Concerns about the fragility of the U.S. electrical grids are nothing new, and with the advent of more complex smart grids, there are well-founded worries that power system vulnerability could become greater, at least in the short run. "Although researchers have spent considerable time on smart-grid cybersecurity issues, major problems remain unsolved," a recent article in the IEEE Security &  Privacy  magazine reported. In a study issued last fall by the U.S. Department of Energy and the National Institute of Standards and Technology, the mounds of additional data generated in smart grids were deemed immensely helpful to grid operators and stakeholders--but also to people who could use it with ill will, as Earth2Tech's Katie Fehrenbacher put it.

To the extent grids are vulnerable to cyber intrusion, they would seem to be as vulnerable to malicious foreign attackers as to home-grown vandals. But is there realistic reason to fear such foreign attacks, and specifically a Chinese one?

As is well known, China is by far the biggest holder of U.S. national debt, and its economy is critically dependent on exports to the United States. At last tally, it owned $740 billion in U.S. Treasury securities, and it was exporting $24.7 billion in goods to the United States each month, running a positive trade balance of more than $20 billion--roughly $250 billion per year.

Under the circumstances, it's hard to imagine how it would be in China's interest to sorely disrupt the U.S. economy. The only scenario in which economic warfare would make sense would be one of all-out military warfare, say over Taiwan. But if the two countries were at war, disruption of the U.S. power grid would be the least of America's problems.

Russia, however, may be another matter. Criminal hacking is big business there and has global scope. Several years ago, when a local dispute in Estonia pitted ethnic Russians against Estonian nationals, seriously disruptive cyber attacks were mounted against the small Baltic country from sources in Russia.
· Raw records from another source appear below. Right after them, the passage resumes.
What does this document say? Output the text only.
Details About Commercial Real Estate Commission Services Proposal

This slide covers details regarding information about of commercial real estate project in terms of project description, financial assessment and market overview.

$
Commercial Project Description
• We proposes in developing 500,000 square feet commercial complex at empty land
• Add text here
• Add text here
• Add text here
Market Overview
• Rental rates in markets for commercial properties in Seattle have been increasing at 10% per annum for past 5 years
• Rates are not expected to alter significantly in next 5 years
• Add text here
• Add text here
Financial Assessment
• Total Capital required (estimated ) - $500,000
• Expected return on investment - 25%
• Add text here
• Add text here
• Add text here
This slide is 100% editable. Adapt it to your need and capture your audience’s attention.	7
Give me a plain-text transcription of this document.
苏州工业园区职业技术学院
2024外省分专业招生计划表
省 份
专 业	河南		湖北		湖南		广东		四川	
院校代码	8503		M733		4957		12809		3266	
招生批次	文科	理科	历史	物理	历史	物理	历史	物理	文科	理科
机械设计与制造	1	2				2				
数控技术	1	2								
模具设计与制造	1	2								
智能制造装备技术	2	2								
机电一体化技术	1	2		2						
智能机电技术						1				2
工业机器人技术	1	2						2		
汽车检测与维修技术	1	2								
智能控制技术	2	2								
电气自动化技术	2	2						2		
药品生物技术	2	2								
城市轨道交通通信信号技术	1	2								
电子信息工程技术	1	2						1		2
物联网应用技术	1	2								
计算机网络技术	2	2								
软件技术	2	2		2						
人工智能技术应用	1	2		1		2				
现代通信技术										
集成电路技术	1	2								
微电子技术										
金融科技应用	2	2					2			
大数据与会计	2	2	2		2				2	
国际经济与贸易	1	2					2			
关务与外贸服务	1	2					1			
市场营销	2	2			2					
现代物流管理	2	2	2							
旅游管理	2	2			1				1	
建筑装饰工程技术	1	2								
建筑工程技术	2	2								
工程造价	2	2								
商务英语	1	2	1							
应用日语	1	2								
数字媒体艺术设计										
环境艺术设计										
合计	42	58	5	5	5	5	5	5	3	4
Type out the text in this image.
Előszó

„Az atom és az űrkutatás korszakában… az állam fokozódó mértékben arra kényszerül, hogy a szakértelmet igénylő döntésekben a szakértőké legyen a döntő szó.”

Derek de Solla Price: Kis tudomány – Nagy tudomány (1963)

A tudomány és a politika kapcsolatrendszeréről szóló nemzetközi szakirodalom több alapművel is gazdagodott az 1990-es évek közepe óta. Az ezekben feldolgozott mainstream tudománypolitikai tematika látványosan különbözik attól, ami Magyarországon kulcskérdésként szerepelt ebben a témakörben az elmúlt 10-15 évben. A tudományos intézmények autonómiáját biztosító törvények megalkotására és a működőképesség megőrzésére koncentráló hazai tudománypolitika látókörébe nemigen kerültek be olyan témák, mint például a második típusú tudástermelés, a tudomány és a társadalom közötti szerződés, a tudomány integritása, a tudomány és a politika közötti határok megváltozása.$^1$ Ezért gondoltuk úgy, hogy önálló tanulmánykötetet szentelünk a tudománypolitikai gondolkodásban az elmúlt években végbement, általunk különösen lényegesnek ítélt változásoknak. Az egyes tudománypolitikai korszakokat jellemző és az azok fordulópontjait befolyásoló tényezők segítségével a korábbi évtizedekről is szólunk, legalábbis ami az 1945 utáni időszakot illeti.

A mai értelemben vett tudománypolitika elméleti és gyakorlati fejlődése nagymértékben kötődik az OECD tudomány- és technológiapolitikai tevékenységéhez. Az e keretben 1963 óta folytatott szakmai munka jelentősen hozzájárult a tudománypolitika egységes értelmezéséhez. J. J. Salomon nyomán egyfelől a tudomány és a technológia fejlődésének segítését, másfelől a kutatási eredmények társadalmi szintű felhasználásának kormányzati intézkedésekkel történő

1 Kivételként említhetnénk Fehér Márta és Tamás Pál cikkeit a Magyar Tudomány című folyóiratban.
The culprits may have been members of the Russian intelligence services, ultra-nationalists, or just malicious hackers--and it's not reassuring that the outside world has no sure way of knowing which.

Suppose there were a military confrontation between Russia and Europe over the sovereignty of Ukraine, and suppose Russia wished to discourage the United States from coming to Europe's help. Might a cyber attack on the U.S. grid seem a tempting way of sending a shot across the U.S. bow?